Secondo la ricorrente nella specie non vi è stato un vizio procedurale nel comportamento datoriale lesivo del diritto di difesa garantito dall'art. 7, perché il datore di lavoro ha in precedenza portato a conoscenza del lavoratore la valutazione negativa dei comportamenti pregressi con adeguate contestazioni seguite da provvedimenti disciplinari, e con l'orientamento da ultimo di ulteriori e più gravi provvedimenti in caso di recidiva. Quindi lo CI era a conoscenza - deduce ancora la società - di tale valutazione negativa ed in tempo utile per evitare la reiterazione, ma nonostante ciò, non ha mai formulato le proprie controdeduzioni nè ha impugnato le corrispondenti sanzioni.
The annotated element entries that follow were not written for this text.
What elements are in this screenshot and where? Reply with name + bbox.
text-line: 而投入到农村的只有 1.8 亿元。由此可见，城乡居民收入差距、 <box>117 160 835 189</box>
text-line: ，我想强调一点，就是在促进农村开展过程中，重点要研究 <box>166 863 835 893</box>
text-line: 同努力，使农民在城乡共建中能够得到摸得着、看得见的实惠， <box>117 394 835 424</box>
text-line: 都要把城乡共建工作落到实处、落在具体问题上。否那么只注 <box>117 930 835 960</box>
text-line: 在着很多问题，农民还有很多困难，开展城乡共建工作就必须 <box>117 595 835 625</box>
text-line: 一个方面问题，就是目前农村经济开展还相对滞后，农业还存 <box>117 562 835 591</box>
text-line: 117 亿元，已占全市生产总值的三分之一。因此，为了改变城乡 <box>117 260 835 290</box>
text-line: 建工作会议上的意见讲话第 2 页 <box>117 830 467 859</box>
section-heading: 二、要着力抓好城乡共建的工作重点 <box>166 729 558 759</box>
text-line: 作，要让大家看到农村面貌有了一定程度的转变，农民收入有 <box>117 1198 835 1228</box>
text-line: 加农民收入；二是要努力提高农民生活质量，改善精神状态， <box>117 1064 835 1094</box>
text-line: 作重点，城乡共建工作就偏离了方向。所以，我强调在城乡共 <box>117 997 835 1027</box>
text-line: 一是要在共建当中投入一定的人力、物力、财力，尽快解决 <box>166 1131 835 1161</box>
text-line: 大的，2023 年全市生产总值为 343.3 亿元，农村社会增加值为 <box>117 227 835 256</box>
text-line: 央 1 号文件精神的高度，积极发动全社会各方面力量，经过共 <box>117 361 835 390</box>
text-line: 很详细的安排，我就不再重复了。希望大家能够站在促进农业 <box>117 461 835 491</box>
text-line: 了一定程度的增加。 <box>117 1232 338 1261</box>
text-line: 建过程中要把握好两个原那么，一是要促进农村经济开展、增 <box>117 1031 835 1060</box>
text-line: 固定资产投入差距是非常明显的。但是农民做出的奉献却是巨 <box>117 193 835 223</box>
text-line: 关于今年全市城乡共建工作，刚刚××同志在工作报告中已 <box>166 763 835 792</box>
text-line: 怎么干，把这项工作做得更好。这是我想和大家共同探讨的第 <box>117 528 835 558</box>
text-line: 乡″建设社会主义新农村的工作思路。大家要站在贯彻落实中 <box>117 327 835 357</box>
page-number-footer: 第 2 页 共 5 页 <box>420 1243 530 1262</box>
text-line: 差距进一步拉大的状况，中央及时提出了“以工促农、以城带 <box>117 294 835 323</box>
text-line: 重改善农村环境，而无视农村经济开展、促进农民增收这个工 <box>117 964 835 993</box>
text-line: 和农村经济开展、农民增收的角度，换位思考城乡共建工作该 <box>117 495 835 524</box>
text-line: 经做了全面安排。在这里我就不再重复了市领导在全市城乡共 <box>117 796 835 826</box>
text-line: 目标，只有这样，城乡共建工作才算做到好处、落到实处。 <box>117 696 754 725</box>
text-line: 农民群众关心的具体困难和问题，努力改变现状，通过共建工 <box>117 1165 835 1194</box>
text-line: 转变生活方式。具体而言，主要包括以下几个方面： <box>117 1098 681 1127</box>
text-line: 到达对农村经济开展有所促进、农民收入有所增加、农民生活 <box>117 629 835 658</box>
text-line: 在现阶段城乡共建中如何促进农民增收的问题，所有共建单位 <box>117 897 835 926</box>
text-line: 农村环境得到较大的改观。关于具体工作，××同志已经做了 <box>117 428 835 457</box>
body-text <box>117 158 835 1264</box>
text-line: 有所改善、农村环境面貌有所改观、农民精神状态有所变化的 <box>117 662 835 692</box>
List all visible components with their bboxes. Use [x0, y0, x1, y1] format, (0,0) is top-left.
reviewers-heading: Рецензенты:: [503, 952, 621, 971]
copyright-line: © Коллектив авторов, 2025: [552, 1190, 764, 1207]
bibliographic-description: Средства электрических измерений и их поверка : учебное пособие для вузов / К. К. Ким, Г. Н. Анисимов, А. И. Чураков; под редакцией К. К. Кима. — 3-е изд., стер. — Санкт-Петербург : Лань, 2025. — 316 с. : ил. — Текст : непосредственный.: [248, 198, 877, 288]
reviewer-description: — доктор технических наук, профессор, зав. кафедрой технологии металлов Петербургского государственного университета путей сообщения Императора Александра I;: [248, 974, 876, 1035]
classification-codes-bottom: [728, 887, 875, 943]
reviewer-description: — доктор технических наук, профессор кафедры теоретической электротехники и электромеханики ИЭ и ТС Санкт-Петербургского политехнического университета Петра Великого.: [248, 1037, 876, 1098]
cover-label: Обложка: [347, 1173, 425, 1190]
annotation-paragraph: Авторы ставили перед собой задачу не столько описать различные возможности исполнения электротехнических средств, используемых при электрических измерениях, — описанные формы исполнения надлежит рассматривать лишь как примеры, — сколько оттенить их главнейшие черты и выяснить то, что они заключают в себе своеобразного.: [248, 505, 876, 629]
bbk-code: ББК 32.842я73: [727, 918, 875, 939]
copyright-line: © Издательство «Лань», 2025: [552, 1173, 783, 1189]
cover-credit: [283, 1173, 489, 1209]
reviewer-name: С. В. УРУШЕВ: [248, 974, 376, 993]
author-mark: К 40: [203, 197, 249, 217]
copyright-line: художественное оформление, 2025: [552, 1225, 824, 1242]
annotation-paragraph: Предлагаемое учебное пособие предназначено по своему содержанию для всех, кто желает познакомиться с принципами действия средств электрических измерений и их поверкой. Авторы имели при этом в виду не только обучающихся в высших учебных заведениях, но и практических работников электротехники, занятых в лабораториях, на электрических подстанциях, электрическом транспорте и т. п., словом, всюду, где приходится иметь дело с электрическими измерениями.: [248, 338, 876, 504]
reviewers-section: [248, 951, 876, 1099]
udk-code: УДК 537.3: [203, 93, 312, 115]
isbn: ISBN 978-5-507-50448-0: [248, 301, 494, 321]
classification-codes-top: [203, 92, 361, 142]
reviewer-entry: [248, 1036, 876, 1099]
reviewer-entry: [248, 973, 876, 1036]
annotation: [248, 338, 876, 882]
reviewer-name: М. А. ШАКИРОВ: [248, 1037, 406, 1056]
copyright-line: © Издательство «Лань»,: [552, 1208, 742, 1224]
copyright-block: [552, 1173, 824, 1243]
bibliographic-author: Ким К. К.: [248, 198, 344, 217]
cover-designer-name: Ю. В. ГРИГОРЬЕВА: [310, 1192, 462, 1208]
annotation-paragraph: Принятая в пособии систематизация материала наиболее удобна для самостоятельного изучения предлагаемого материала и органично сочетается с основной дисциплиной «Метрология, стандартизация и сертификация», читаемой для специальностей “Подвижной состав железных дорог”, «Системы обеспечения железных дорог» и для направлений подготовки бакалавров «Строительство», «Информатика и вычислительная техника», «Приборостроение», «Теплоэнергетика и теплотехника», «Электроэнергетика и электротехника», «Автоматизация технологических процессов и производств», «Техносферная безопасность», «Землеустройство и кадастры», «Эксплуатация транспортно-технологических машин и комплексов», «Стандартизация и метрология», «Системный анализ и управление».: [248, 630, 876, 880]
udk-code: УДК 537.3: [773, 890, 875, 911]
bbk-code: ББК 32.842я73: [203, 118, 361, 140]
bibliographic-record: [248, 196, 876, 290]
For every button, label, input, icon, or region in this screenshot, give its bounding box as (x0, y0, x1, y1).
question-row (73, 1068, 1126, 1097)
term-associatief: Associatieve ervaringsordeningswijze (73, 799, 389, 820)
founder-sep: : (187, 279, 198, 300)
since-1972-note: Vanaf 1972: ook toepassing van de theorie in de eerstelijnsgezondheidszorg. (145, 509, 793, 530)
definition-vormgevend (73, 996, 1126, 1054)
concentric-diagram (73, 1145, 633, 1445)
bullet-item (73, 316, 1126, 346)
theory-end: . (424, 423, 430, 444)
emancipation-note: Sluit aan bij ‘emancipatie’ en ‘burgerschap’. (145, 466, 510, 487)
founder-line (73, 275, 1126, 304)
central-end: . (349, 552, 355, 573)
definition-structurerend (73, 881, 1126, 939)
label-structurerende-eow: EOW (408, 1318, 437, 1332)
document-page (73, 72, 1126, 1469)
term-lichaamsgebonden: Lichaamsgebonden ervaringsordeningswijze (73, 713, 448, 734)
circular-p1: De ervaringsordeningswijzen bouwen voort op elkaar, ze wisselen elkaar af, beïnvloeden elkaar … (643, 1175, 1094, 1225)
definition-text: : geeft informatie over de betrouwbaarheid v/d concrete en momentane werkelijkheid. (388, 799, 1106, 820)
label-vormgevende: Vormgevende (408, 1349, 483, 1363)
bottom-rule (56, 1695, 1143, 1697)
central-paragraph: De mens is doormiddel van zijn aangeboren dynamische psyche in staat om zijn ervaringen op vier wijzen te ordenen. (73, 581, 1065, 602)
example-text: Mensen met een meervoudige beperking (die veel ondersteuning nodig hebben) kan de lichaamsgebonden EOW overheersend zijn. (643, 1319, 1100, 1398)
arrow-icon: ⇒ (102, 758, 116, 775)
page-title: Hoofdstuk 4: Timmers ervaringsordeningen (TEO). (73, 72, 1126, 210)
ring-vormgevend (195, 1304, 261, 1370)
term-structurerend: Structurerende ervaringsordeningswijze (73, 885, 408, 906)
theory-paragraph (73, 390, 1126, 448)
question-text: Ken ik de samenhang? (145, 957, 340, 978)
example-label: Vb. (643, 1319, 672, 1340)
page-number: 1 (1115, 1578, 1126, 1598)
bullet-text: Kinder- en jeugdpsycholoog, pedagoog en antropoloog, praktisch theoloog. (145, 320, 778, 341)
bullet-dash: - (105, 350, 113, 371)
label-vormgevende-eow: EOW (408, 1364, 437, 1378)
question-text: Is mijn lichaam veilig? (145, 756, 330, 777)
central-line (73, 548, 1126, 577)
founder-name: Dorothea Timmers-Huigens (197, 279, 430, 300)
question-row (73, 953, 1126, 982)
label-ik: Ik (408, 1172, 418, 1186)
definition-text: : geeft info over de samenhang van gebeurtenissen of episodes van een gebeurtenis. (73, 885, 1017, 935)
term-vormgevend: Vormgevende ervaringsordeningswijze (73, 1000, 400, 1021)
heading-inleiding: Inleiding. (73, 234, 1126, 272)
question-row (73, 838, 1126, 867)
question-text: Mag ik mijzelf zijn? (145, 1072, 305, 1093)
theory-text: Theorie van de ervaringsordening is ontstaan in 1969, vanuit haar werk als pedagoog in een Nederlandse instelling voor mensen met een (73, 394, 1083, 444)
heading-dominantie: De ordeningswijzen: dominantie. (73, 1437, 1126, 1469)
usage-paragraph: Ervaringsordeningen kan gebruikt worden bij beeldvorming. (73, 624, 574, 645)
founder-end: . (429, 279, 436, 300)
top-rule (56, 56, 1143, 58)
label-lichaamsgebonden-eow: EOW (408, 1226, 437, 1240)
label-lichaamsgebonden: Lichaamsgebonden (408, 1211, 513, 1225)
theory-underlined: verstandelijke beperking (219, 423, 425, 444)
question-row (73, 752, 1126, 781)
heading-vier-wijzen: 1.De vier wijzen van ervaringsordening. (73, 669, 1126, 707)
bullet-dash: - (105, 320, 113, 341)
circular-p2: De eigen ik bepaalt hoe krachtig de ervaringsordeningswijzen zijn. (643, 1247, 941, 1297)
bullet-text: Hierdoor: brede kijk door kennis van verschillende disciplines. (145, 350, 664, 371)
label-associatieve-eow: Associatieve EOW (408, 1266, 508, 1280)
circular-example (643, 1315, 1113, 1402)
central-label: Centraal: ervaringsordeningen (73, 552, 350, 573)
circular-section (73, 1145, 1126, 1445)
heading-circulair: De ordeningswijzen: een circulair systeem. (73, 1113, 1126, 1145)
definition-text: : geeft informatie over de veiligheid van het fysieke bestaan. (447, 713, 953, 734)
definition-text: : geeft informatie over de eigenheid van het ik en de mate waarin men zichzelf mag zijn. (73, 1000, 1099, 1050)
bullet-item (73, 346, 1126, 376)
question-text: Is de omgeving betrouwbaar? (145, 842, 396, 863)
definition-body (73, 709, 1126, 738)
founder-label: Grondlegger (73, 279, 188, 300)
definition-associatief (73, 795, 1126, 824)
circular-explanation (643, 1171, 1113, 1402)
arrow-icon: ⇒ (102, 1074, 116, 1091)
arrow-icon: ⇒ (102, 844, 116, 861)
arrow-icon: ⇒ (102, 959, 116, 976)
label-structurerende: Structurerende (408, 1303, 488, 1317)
Sarebbero state pertanto rispettate - ad avviso della ricorrente - le garanzie procedimentali previste dall'art. 7, in quanto nessun ostacolo avrebbe impedito una adeguata difesa dell'incolpato. Anche tale censura è sfornita di pregio. È infatti del tutto irrilevante, in relazione al rispetto della garanzia procedimentale di cui all'art. 7, che vi fossero state precedenti contestazioni ed irrogazioni di sanzioni per infrazioni disciplinari dello CI, in quanto in relazione all'adozione del provvedimento da ultimo adottato dal datore di lavoro, di natura espulsiva, le infrazioni dovevano essere contestate non solo gli specifici fatti addebitati, ma anche la recidiva (e i precedenti disciplinari che la integravano), rappresentato questa, come in precedenza è stato osservato, elemento costitutivo della mancanza addebitata, con conseguente nullità del licenziamento disciplinare, per non avere la preventiva contestazione dell'addebito al lavoratore incolpato riguardato anche la recidiva. Il ricorso deve essere rigettato.
Nulla per le spese del giudizio di cassazione, stente l'inammissibilità del controricorso e non avendo il controricorrente partecipato alla discussione orale.
P.Q.M.
La Corte rigetta il ricorso. Nulla per le spese dl giudizio di cassazione.
Così deciso in Roma, il 23 ottobre 2002.